3. If the answer to #1 is that the PCie lanes are still connected through the PCH, and if I had a chipset which used 2 dedicated PCie lanes per USB port (meaning 16Gbs minus protocol and coding overheads) , could this still allow me to get closer to 10Gbs? Said another way, if I need 2 USB Gen2 ports, and for each one I use 2 dedicated lanes (meaning 4 total lanes) and a dedicated chipset to host the USB ports, even if it's through the DMI/OPI bus, is this something that still could get us closer to my goal of 9Gbs per USB port with 2 USB ports running simultaneously?

n_scott_pearson · ‎07-07-2020

My responses by the numbers...

Both can be correct. This is a design decision of the board manufacturer.

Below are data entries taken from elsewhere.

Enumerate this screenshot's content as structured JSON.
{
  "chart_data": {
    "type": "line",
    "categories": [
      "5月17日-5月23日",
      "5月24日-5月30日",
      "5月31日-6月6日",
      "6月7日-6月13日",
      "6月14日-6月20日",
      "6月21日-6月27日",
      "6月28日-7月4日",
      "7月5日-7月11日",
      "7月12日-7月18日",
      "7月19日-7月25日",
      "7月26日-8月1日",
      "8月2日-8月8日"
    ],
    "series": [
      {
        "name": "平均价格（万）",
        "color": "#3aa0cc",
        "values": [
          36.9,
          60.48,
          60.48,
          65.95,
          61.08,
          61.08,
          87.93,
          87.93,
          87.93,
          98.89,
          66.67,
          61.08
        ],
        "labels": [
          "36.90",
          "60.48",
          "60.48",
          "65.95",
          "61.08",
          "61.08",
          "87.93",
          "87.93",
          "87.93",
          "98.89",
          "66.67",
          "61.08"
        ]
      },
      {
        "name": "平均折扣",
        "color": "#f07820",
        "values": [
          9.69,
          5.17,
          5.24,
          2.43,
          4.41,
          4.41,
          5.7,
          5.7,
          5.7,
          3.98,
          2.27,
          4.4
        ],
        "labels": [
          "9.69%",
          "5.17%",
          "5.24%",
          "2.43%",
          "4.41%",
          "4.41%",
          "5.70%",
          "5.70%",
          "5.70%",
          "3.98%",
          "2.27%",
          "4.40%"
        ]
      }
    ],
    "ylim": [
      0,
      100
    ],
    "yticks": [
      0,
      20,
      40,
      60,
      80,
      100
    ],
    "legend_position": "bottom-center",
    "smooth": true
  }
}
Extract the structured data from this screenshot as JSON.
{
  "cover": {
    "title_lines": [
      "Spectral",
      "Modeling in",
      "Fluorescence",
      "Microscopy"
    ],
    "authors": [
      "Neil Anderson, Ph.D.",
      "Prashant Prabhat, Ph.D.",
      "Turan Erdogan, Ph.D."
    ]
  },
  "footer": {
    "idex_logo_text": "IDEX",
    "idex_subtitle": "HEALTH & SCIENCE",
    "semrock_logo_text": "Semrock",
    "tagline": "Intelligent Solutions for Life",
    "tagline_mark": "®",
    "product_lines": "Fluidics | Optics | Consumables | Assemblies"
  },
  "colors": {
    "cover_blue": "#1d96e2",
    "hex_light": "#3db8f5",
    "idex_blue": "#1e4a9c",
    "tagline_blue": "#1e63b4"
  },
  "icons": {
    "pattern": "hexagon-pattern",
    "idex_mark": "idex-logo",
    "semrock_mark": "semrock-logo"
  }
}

It may not affect your cases, but there are also plenty of boards that utilize PCIe bridge devices that simply take the resources of one PCIe lane and spread it across multiple downstream PCIe lanes. This is common, for example, in boards that need to support multiple PCIe graphics cards.
I don't know of any specific way to do so. It can be at least implied by testing downstream device performance (yea, I know; that's not the kind of answer you are looking for, but all I can provide).
I don't think so. Just because you make additional bandwidth available doesn't mean that realtime factors will not ensure that "protocol and coding overheards" don't affect overall bandwidth possible (because they certainly will).

...S

mikoz · ‎07-07-2020

As to #1, I guess I'll contact the board maker.

As to #3, maybe I wasn't clear. I understand that protocol and coding overhead is *always* there. I was just trying to say that you never get to 8Gbs on a PCIe Gen3 lane no matter what, given the protocol and coding overheads. What am I saying is that you know my goal of getting 2x 9Gbs Tx and Rx streams running simultaneously on 2 USB 3.1Gen2 ports, and, given that, if the data is being funneled through the bus to the PCH, would I stand a *better* chance of getting 2 USB ports worth of 9+Gbs if I used TWO LANES of PCIe per USB port using a commercially available chipset (*) per USB port, as opposed to using the native USB ports which share two PCIe lanes over the PCH.

Is that clear?

(*) these do exist, you can take 2 PCIe Gen3 lanes to service ONE USB 3.1Gen2 port.

n_scott_pearson · ‎07-07-2020

No, I understood your question - and No, I do not believe that the extra bandwidth will make a significant difference (certainly not get you to 9Gb/s). Why? Because most transfers are transactional in nature and thus will always have an effect in real-time. That is, a new transaction is not going to be requested while the previous is in flight, essentially wasting most of the additional bandwidth that you have provided. Yes, you'll get a bit, but not as much as you would expect.

...S